New smartphone apps for Gen2 include an upgrade to the engine remote start and an Intelligent Assistant. The remote start now provides driver-selectable 1-10 min of engine warmup, including climate control operation (defrost too) if desired and engine-stop capability if the driver has a change of mind.
A text message to a smartphone sends a suggestion for the engine-start and climate-control operation based on the "Assistant's" reading of weather conditions for the zip code. It also monitors traffic on a planned route, and if the fuel level is low (warning light comes on) will mark locations of gas stations on the navigation system display along the route. Because it monitors traffic conditions, the Assistant is able to estimate departure times to make appointments. The Assistant also includes a parked car locator feature that provides a walking map back to the car.

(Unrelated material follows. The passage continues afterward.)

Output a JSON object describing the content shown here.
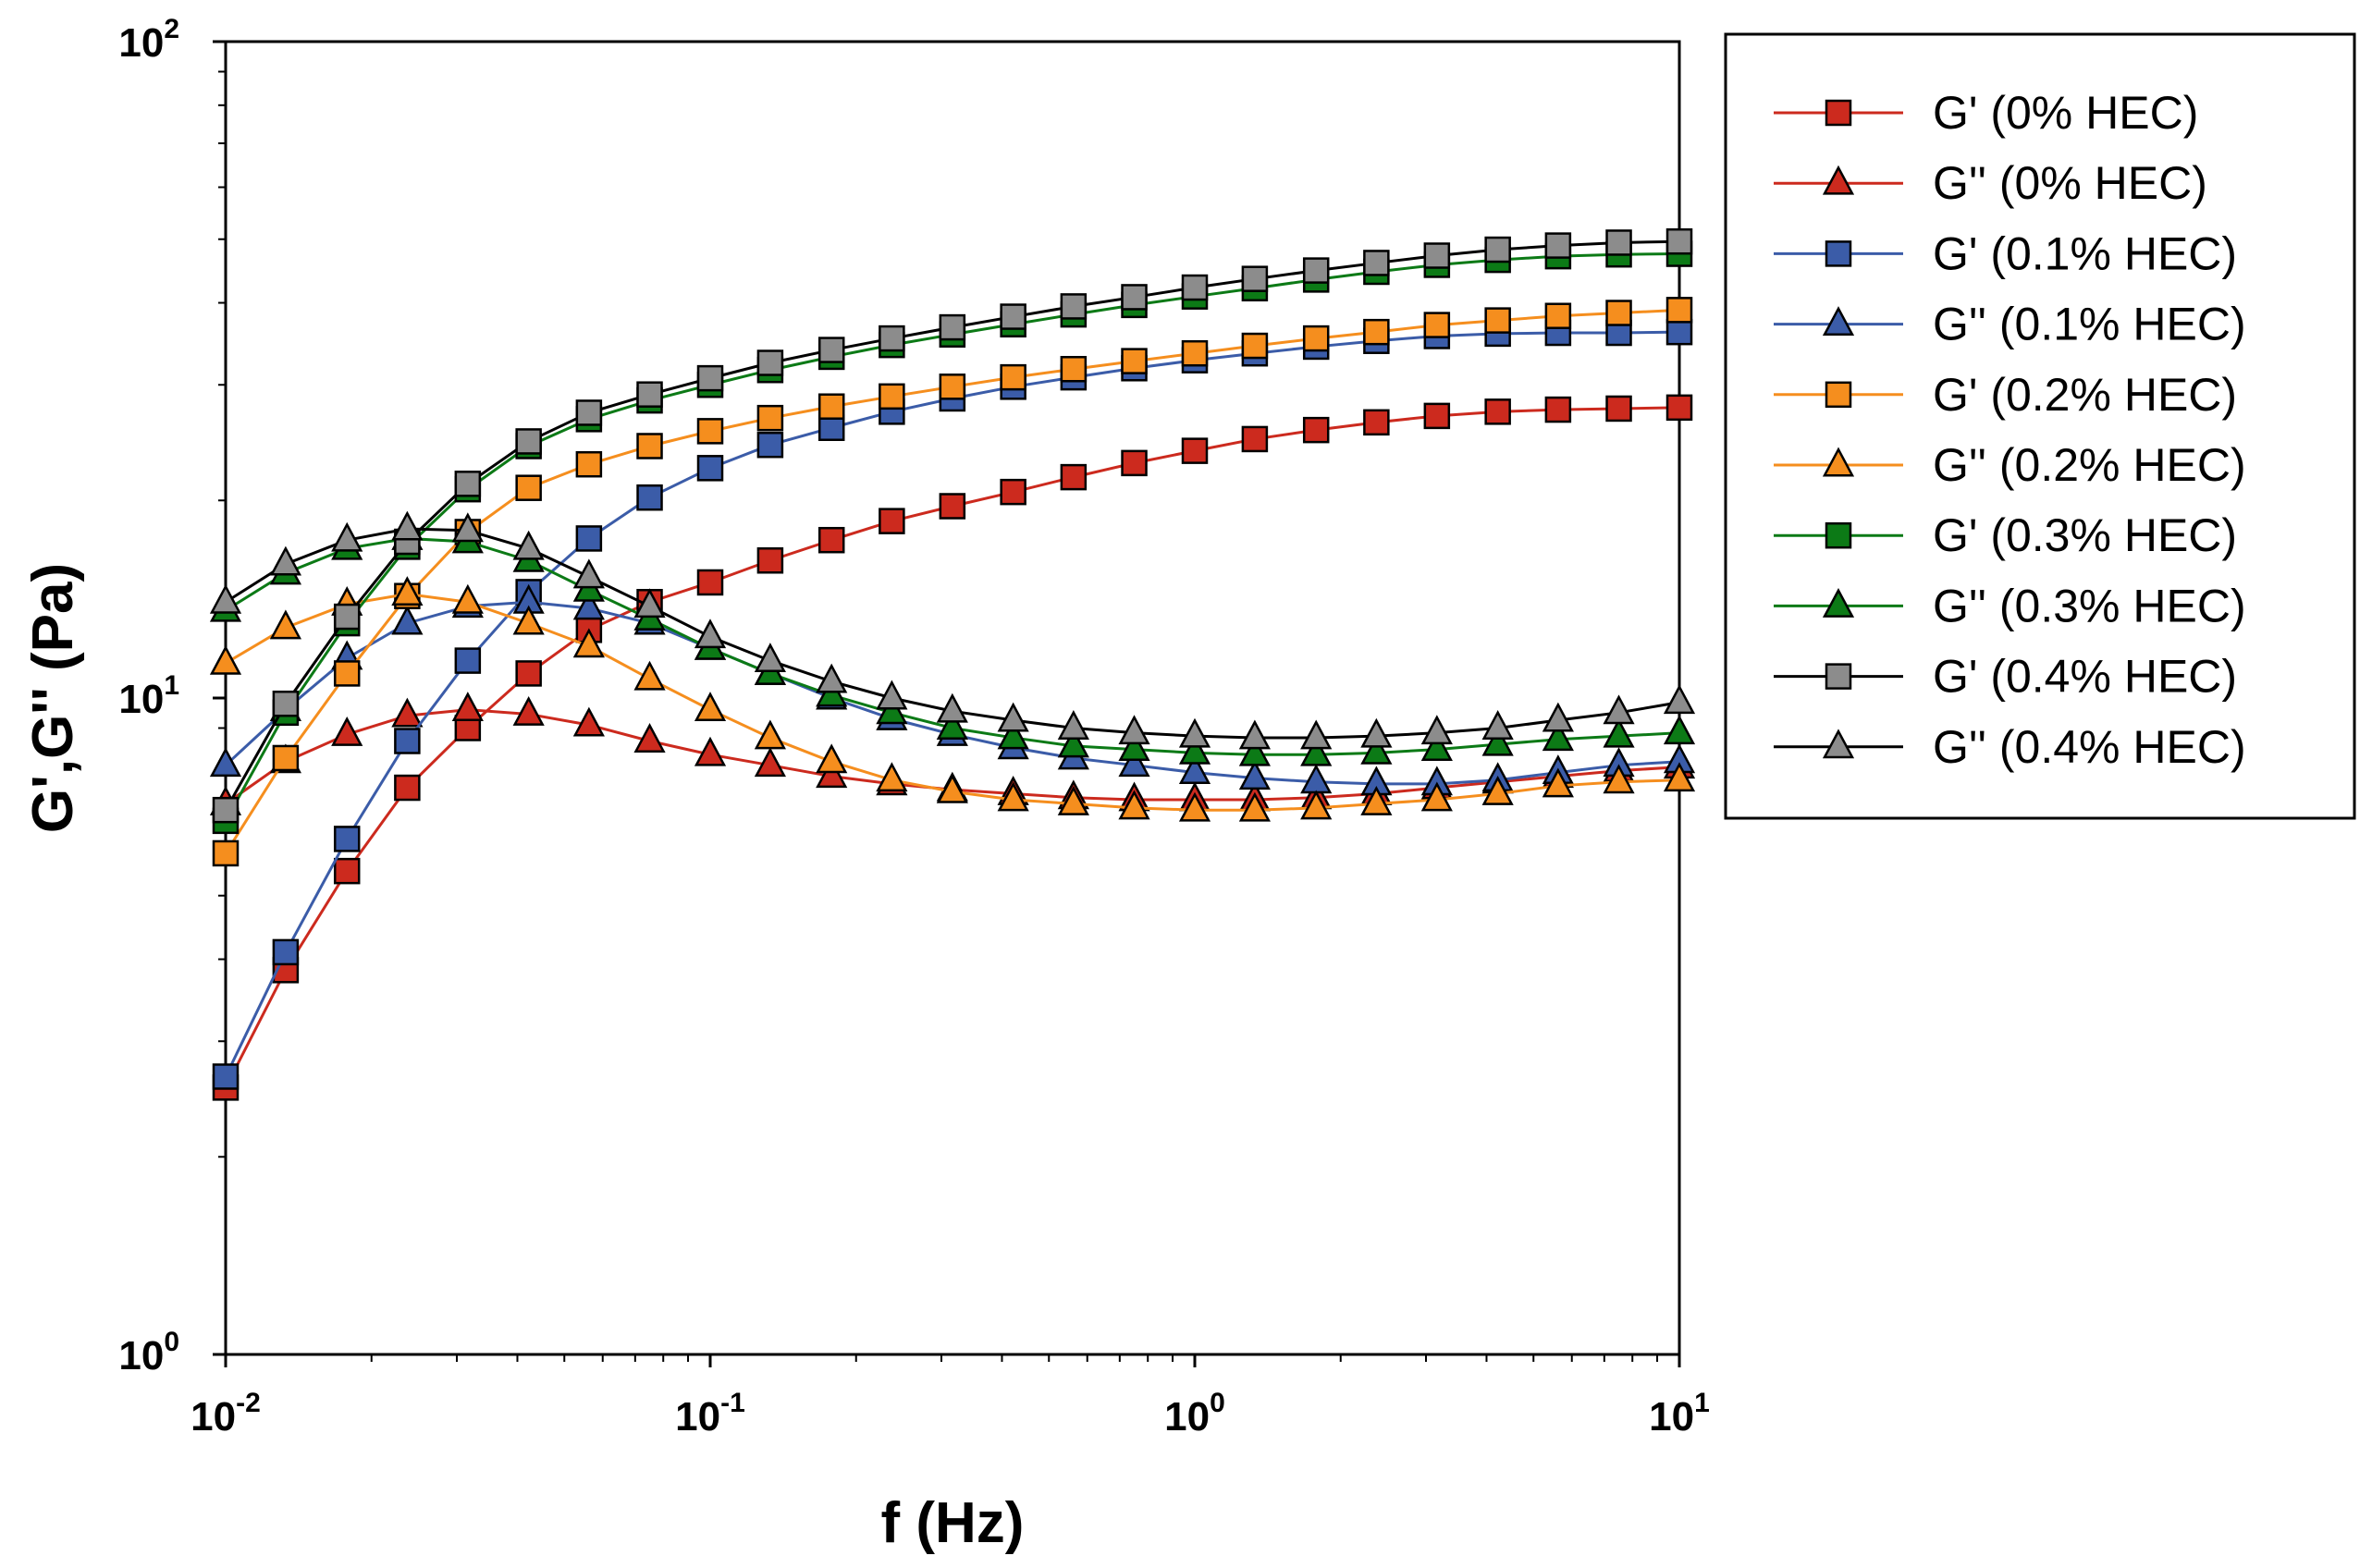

The new automatic collision notification and call-for-emergency-assistance features also permit the driver to have pre-selected emergency contact information for transmission via SMS and email. The Gen2 Blue Link integrates Apple's Siri Eyes Free, and for iPhone users later this year the new Sonata will be compatible with Apple CarPlay. This is a suite that includes turn-by-turn directions, phone calls and texts, and supports podcasts, iHeart radio, Spotify (music streaming), and Stitcher (streaming talk radio). It will work with car controls including the touchscreen as well as Apple's Siri Voice. CarPlay would duplicate embedded navigation, but unlike the embedded type it does not provide coverage in tunnels or areas without cell service.
The Gen2 system has been phased-in only on the Genesis and Sonata to date, so the earlier system with a Sirius XM cloud server, that handles the existing customer base, will continue for an undefined period.